After the show ended, I told Jeff Mangum...I told him tears were shed. After that, my ears burned so much, I don't really remember what actually transpired, well other than getting an autograph, and seeing him later behind me at the Public Enemy show. That's the kool-aid they sell you at ATP. One second you're a fan, the next...well, you're still a fan, but now, you're a fellow fan and that definitely makes things surreal. Or real. Whatever.

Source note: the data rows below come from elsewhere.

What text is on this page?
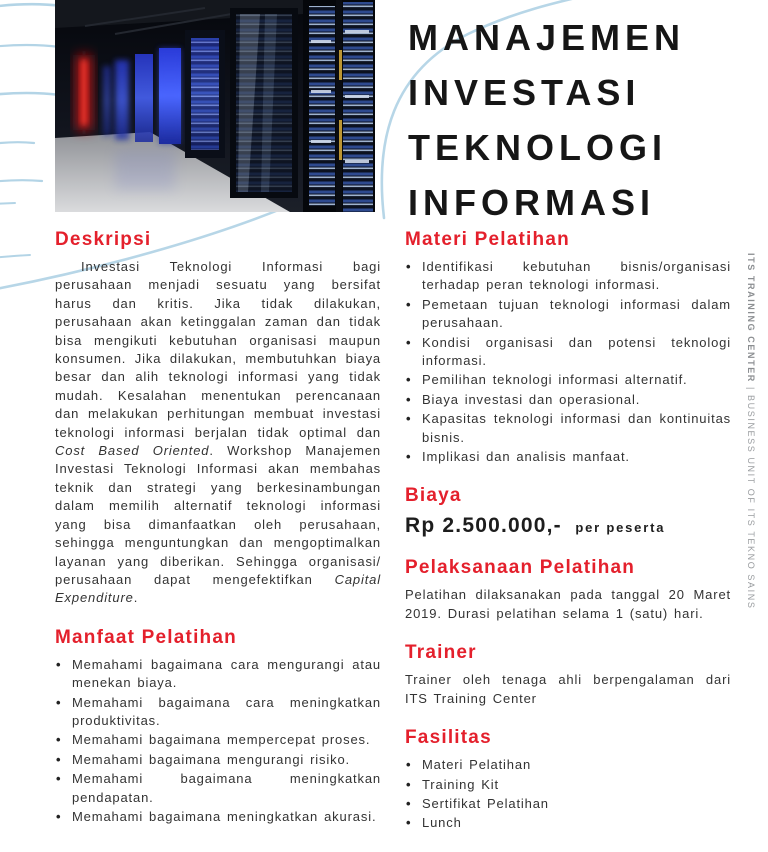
MANAJEMEN
INVESTASI
TEKNOLOGI
INFORMASI
Deskripsi

Investasi Teknologi Informasi bagi perusahaan menjadi sesuatu yang bersifat harus dan kritis. Jika tidak dilakukan, perusahaan akan ketinggalan zaman dan tidak bisa mengikuti kebutuhan organisasi maupun konsumen. Jika dilakukan, membutuhkan biaya besar dan alih teknologi informasi yang tidak mudah. Kesalahan menentukan perencanaan dan melakukan perhitungan membuat investasi teknologi informasi berjalan tidak optimal dan Cost Based Oriented. Workshop Manajemen Investasi Teknologi Informasi akan membahas teknik dan strategi yang berkesinambungan dalam memilih alternatif teknologi informasi yang bisa dimanfaatkan oleh perusahaan, sehingga menguntungkan dan mengoptimalkan layanan yang diberikan. Sehingga organisasi/ perusahaan dapat mengefektifkan Capital Expenditure.

Manfaat Pelatihan
• Memahami bagaimana cara mengurangi atau menekan biaya.
• Memahami bagaimana cara meningkatkan produktivitas.
• Memahami bagaimana mempercepat proses.
• Memahami bagaimana mengurangi risiko.
• Memahami bagaimana meningkatkan pendapatan.
• Memahami bagaimana meningkatkan akurasi.
Materi Pelatihan
• Identifikasi kebutuhan bisnis/organisasi terhadap peran teknologi informasi.
• Pemetaan tujuan teknologi informasi dalam perusahaan.
• Kondisi organisasi dan potensi teknologi informasi.
• Pemilihan teknologi informasi alternatif.
• Biaya investasi dan operasional.
• Kapasitas teknologi informasi dan kontinuitas bisnis.
• Implikasi dan analisis manfaat.
Biaya
Rp 2.500.000,- per peserta
Pelaksanaan Pelatihan

Pelatihan dilaksanakan pada tanggal 20 Maret 2019. Durasi pelatihan selama 1 (satu) hari.

Trainer

Trainer oleh tenaga ahli berpengalaman dari ITS Training Center

Fasilitas
• Materi Pelatihan
• Training Kit
• Sertifikat Pelatihan
• Lunch
ITS TRAINING CENTER | BUSINESS UNIT OF ITS TEKNO SAINS
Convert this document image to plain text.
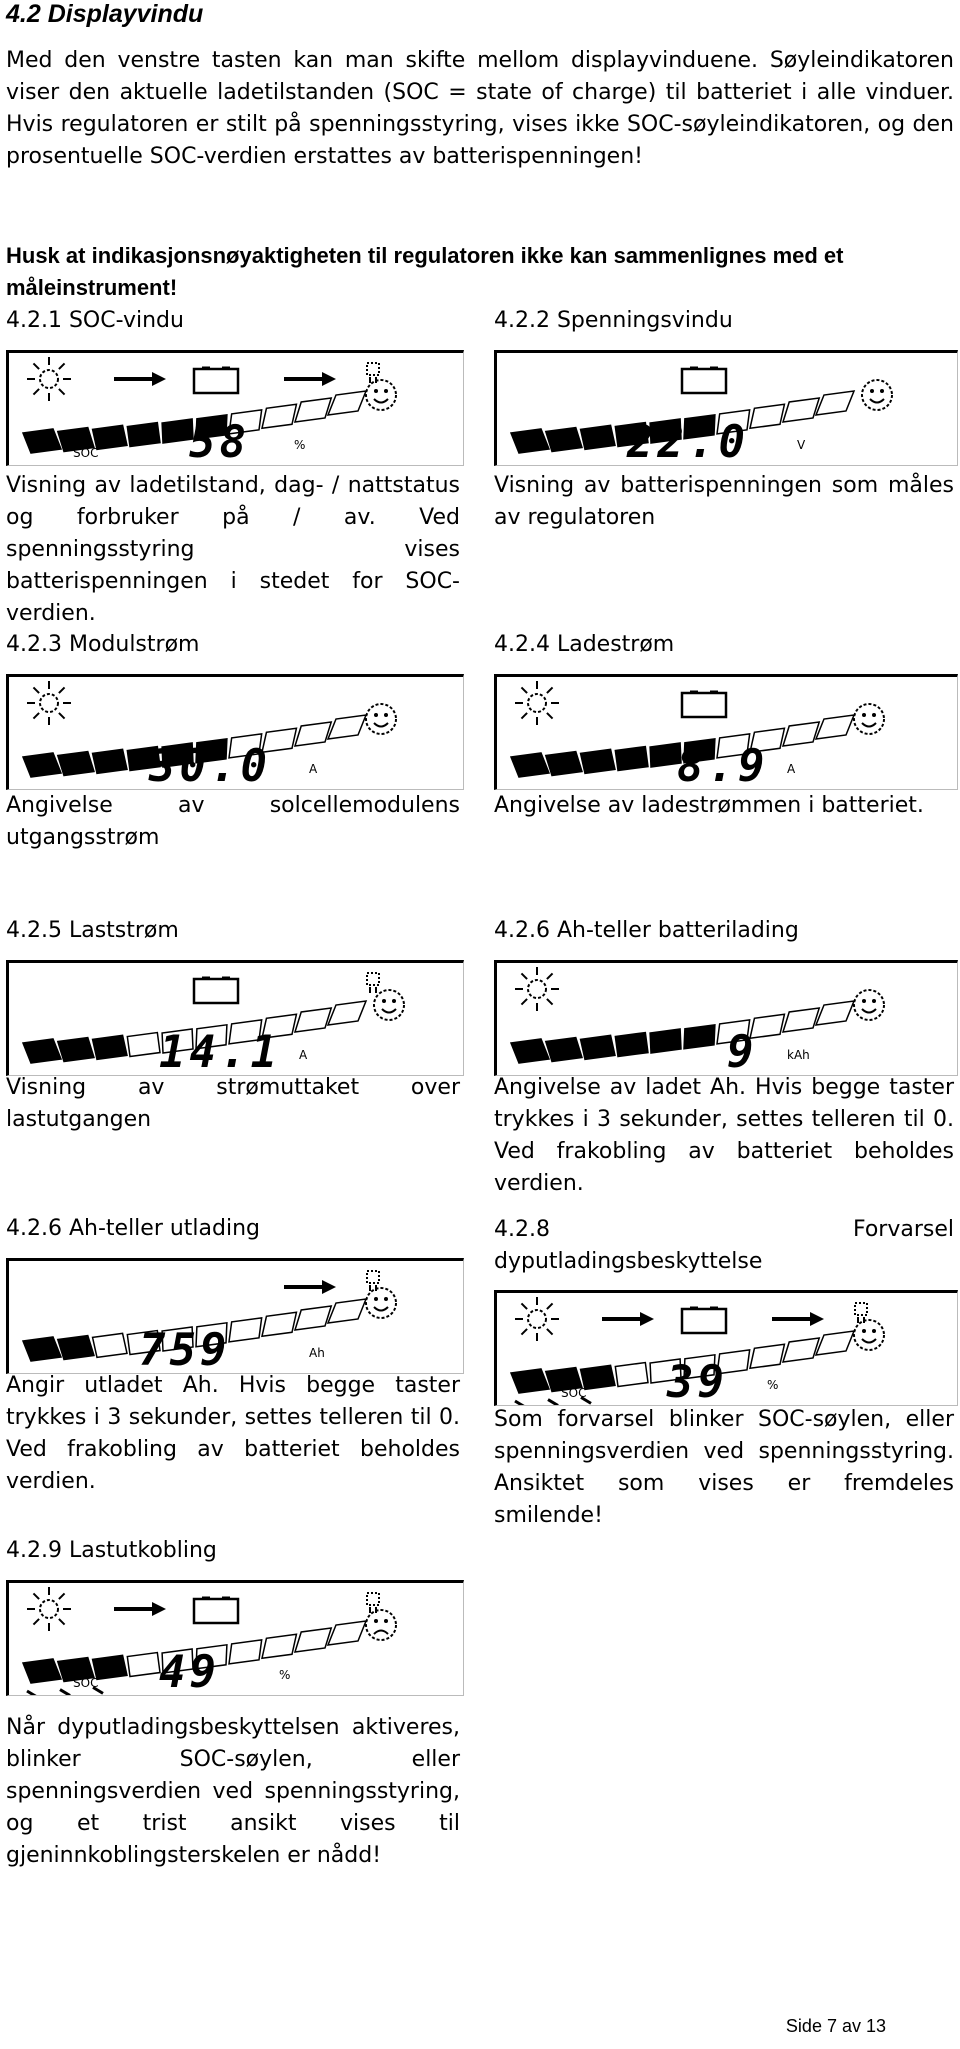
4.2 Displayvindu
Med den venstre tasten kan man skifte mellom displayvinduene. Søyleindikatoren viser den aktuelle ladetilstanden (SOC = state of charge) til batteriet i alle vinduer. Hvis regulatoren er stilt på spenningsstyring, vises ikke SOC-søyleindikatoren, og den prosentuelle SOC-verdien erstattes av batterispenningen!
Husk at indikasjonsnøyaktigheten til regulatoren ikke kan sammenlignes med et måleinstrument!
4.2.1 SOC-vindu	4.2.2 Spenningsvindu
58	%
SOC	22.0	V
Visning av ladetilstand, dag- / nattstatus og forbruker på / av. Ved spenningsstyring vises batterispenningen i stedet for SOC-verdien.
Visning av batterispenningen som måles av regulatoren
4.2.3 Modulstrøm	4.2.4 Ladestrøm
30.0	A	8.9 A
Angivelse av solcellemodulens utgangsstrøm
Angivelse av ladestrømmen i batteriet.
4.2.5 Laststrøm	4.2.6 Ah-teller batterilading
14.1 A	9 kAh
Visning av strømuttaket over lastutgangen
Angivelse av ladet Ah. Hvis begge taster trykkes i 3 sekunder, settes telleren til 0. Ved frakobling av batteriet beholdes verdien.
4.2.6 Ah-teller utlading	4.2.8	Forvarsel
dyputladingsbeskyttelse
759	Ah
39	%
SOC
Angir utladet Ah. Hvis begge taster trykkes i 3 sekunder, settes telleren til 0. Ved frakobling av batteriet beholdes verdien.
Som forvarsel blinker SOC-søylen, eller spenningsverdien ved spenningsstyring. Ansiktet som vises er fremdeles smilende!
4.2.9 Lastutkobling
49	%
SOC
Når dyputladingsbeskyttelsen aktiveres, blinker SOC-søylen, eller spenningsverdien ved spenningsstyring, og et trist ansikt vises til gjeninnkoblingsterskelen er nådd!
Side 7 av 13
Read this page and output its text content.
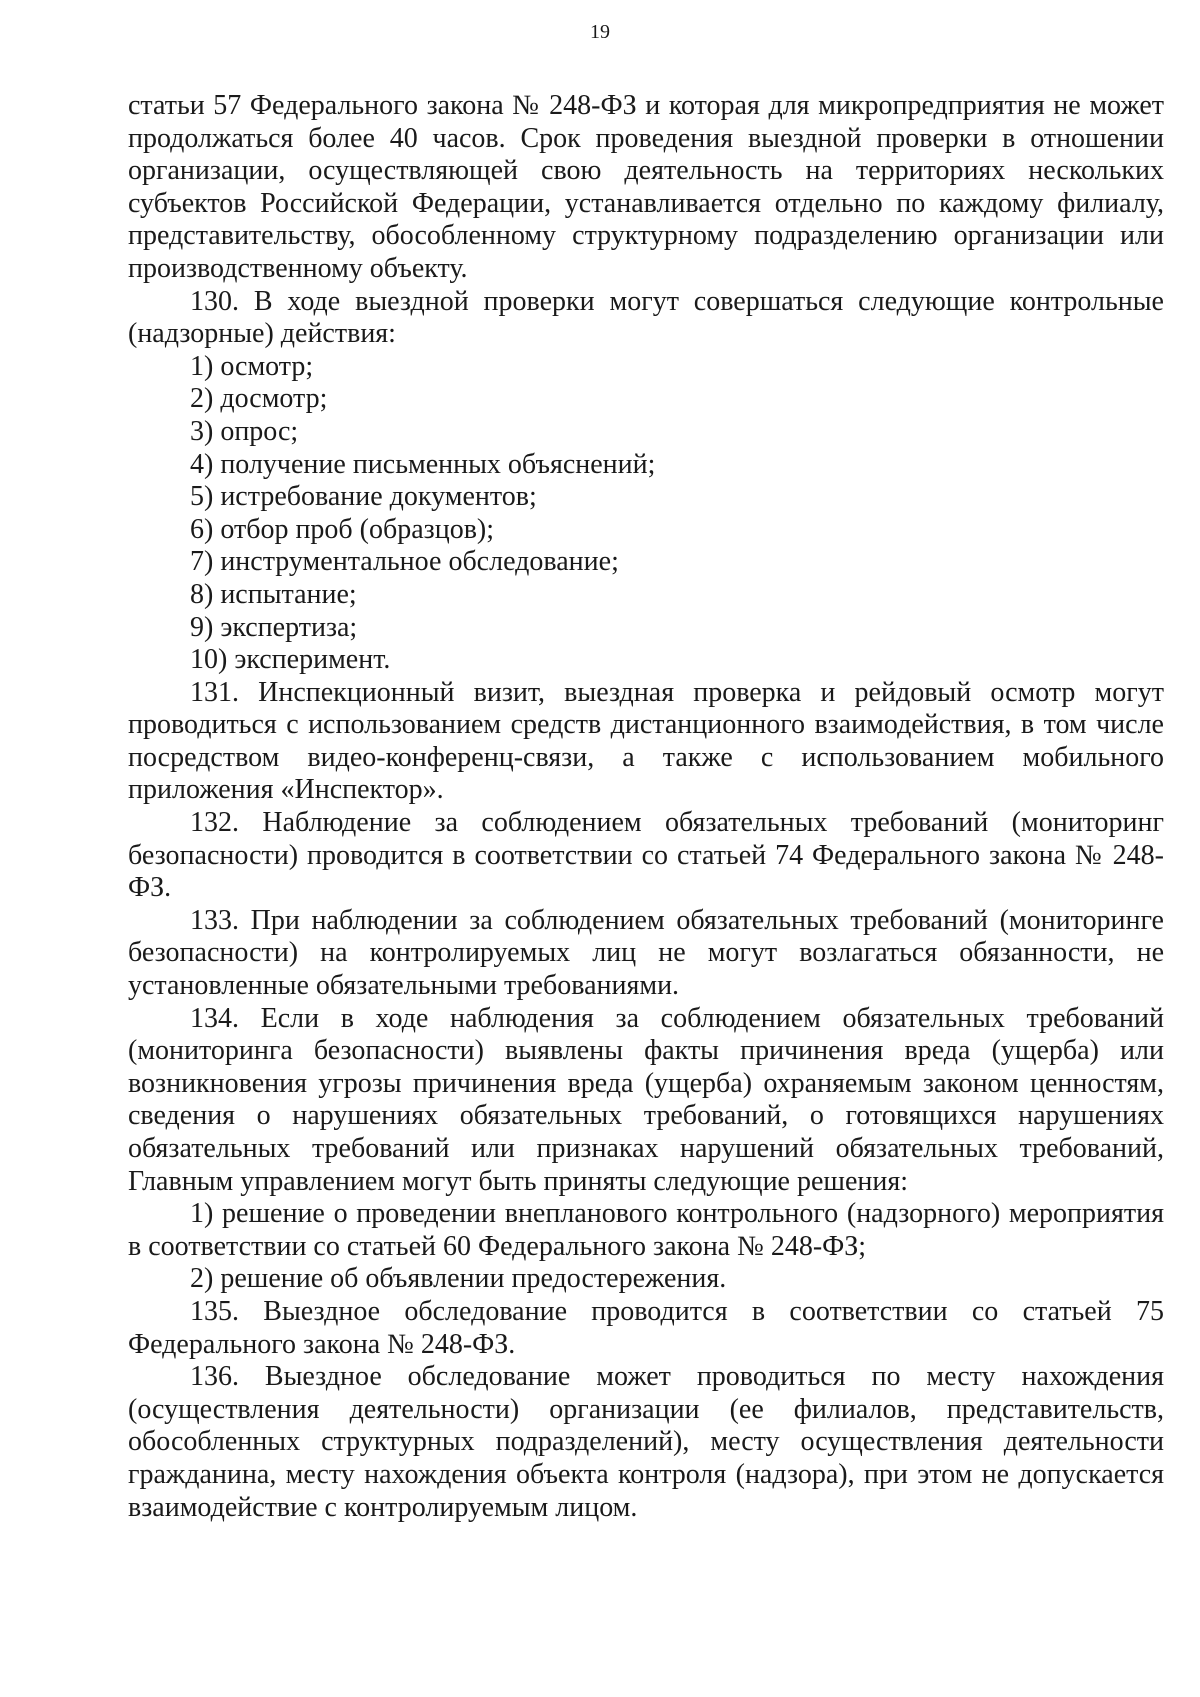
19

статьи 57 Федерального закона № 248-ФЗ и которая для микропредприятия не может продолжаться более 40 часов. Срок проведения выездной проверки в отношении организации, осуществляющей свою деятельность на территориях нескольких субъектов Российской Федерации, устанавливается отдельно по каждому филиалу, представительству, обособленному структурному подразделению организации или производственному объекту.

130. В ходе выездной проверки могут совершаться следующие контрольные (надзорные) действия:

1) осмотр;

2) досмотр;

3) опрос;

4) получение письменных объяснений;

5) истребование документов;

6) отбор проб (образцов);

7) инструментальное обследование;

8) испытание;

9) экспертиза;

10) эксперимент.

131. Инспекционный визит, выездная проверка и рейдовый осмотр могут проводиться с использованием средств дистанционного взаимодействия, в том числе посредством видео-конференц-связи, а также с использованием мобильного приложения «Инспектор».

132. Наблюдение за соблюдением обязательных требований (мониторинг безопасности) проводится в соответствии со статьей 74 Федерального закона № 248-ФЗ.

133. При наблюдении за соблюдением обязательных требований (мониторинге безопасности) на контролируемых лиц не могут возлагаться обязанности, не установленные обязательными требованиями.

134. Если в ходе наблюдения за соблюдением обязательных требований (мониторинга безопасности) выявлены факты причинения вреда (ущерба) или возникновения угрозы причинения вреда (ущерба) охраняемым законом ценностям, сведения о нарушениях обязательных требований, о готовящихся нарушениях обязательных требований или признаках нарушений обязательных требований, Главным управлением могут быть приняты следующие решения:

1) решение о проведении внепланового контрольного (надзорного) мероприятия в соответствии со статьей 60 Федерального закона № 248-ФЗ;

2) решение об объявлении предостережения.

135. Выездное обследование проводится в соответствии со статьей 75 Федерального закона № 248-ФЗ.

136. Выездное обследование может проводиться по месту нахождения (осуществления деятельности) организации (ее филиалов, представительств, обособленных структурных подразделений), месту осуществления деятельности гражданина, месту нахождения объекта контроля (надзора), при этом не допускается взаимодействие с контролируемым лицом.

That is what Day 1 of ATP looks and sounds like and that's completely subjective, coming from a relatively positive person! As you can see from the lovely itinerary's they printed out for us, it's a long day jam packed with awesome music and... oh the food. After our first day was audibly over, we ate, and ate, and ate. The vendors were the tastiest and had great demeanors considering they were left to fend for themselves out in the rain. ASIADOGS, Pizza Moto, corn on the cob and this bloody brilliant "Bloody Mary Pork Belly BLT" from I8NY (fucking genius, I think), were (and still are most likely) the best. I sat alone in the rain on a wet bench to eat this lovely concoction; and I loved every wet and messy minute of it. A lot of people were complaining about the rain and the lines, but I didn't wait in more than one line, nor was I bothered by the rain. I'm from L.A. I crave this shit.
After eating we drank from the beer garden and headed to the Criterion theatre. Watched "Island of lost souls" and then crashed. At the hotel. Duh.
Good. Niiiiight. Day 2 was on the horizon...
**Island of Lost Souls Film Stills via DVD Beaver. The rest are miiiiine.